The CPS’s first pillar focuses on improving connectivity, ensuring equitable access to water and sanitation, introducing more efficient and cleaner energy, investing in livable neighborhoods, and improving infrastructure governance. The second pillar aims to strengthen rural development and agriculture, human development, private sector development, financial access, and regional cooperation and trade, including technical support for accession to the Association of Southeast Asian Nations (ASEAN).

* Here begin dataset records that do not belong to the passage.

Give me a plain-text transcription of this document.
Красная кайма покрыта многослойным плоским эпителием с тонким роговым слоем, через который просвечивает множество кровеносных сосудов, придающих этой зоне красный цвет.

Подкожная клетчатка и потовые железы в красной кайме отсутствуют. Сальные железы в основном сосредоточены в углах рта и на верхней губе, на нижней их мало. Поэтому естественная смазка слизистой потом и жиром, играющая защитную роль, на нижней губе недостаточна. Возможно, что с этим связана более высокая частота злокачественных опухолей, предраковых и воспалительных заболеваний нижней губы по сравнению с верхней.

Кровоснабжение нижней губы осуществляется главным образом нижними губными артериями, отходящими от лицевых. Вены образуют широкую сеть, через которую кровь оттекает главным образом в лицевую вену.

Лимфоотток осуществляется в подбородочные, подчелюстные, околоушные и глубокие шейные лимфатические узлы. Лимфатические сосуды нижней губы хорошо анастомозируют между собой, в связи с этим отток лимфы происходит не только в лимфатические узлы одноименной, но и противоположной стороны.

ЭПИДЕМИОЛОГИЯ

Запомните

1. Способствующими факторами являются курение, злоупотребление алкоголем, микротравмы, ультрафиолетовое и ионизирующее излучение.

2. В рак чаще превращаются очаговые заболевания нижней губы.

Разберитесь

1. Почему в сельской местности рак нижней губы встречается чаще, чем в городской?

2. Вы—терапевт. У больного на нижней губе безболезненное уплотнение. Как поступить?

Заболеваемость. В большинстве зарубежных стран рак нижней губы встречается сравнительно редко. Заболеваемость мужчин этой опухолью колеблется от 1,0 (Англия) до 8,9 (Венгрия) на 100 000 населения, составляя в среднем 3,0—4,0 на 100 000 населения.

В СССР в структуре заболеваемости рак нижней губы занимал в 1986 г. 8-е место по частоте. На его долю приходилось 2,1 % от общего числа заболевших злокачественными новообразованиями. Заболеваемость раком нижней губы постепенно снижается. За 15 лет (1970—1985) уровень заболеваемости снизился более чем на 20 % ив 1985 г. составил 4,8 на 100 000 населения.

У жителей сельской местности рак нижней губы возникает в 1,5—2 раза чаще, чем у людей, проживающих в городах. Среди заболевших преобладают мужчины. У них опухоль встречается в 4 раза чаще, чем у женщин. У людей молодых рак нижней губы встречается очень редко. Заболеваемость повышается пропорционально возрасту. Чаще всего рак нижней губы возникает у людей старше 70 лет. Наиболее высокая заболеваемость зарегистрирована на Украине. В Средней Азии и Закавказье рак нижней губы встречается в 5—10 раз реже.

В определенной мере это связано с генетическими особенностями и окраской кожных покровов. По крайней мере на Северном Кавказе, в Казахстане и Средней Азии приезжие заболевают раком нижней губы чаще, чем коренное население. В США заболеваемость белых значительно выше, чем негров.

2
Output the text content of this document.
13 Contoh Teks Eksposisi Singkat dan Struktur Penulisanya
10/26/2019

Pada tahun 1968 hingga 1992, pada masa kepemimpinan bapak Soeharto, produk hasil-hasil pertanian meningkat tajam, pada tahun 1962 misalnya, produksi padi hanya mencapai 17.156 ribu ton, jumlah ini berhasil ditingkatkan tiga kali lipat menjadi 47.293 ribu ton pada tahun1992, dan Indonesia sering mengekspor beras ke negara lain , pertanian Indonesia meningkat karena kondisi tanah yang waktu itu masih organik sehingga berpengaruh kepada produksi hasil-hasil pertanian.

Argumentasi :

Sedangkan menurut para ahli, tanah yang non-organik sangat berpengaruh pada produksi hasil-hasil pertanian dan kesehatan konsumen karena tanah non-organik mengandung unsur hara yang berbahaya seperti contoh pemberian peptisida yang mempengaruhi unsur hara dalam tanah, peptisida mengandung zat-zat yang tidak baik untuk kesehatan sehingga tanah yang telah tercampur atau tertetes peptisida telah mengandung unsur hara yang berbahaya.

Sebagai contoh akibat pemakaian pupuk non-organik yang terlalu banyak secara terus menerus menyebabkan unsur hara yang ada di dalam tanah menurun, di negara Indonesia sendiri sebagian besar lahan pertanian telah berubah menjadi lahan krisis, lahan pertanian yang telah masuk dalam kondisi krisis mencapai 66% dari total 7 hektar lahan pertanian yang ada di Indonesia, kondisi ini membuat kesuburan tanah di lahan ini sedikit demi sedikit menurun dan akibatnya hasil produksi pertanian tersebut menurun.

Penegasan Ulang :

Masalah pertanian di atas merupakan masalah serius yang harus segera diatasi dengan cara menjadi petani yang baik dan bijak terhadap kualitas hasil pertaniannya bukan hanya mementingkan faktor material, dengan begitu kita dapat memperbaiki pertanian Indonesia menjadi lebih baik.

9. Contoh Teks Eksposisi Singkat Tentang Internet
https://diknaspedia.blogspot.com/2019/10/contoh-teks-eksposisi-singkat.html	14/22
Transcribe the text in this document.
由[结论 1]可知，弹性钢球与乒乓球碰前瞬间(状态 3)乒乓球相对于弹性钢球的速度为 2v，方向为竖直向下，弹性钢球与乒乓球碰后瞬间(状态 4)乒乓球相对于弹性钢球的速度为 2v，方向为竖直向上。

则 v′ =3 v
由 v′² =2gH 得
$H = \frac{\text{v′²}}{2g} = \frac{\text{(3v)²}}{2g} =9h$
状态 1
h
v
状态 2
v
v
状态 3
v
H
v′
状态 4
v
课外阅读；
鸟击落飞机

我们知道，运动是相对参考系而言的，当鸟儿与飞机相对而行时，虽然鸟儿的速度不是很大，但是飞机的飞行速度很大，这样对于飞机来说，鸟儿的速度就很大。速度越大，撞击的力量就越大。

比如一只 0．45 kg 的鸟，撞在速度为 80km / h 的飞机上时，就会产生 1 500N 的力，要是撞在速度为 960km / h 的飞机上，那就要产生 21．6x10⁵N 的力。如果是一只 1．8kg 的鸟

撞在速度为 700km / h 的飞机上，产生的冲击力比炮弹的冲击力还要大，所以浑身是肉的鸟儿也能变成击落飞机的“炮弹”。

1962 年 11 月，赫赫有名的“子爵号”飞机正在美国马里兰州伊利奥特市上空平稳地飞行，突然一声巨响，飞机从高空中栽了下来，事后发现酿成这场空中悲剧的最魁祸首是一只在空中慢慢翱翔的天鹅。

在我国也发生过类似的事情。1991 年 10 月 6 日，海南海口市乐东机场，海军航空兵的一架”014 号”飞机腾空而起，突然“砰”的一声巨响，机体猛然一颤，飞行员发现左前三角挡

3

The strategy also promotes greater market orientation by mobilizing private sector participation, greater policy dialogue, and improved partnerships. It also emphasizes accelerating gender equality, and promoting knowledge and innovation, including digitalization. Under the CPS, ADB will also strive to leverage cofinancing.
Categorized as a small island developing state and being in a fragile and conflict-affected situation, Timor-Leste faces various challenges in the areas of infrastructure and services, climate change, human capital development, public financial management, and a business-enabling environment. The CPS is anchored on the government’s long-term Strategic Development Plan, 2011–2030, and medium-term Economic Recovery Plan. It is also aligned with ADB’s Strategy 2030.
ADB has been supporting Timor-Leste since 1999, focusing on basic infrastructure, particularly land transport and enhancing state capacity. To date, ADB has committed 76 public sector loans, grants, and technical assistance totaling $619 million to Timor-Leste. ADB’s ongoing sovereign portfolio in Timor-Leste includes 12 loans and 5 grants worth $482 million.
ADB is committed to achieving a prosperous, inclusive, resilient, and sustainable Asia and the Pacific, while sustaining its efforts to eradicate extreme poverty. Established in 1966, it is owned by 68 members—49 from the region.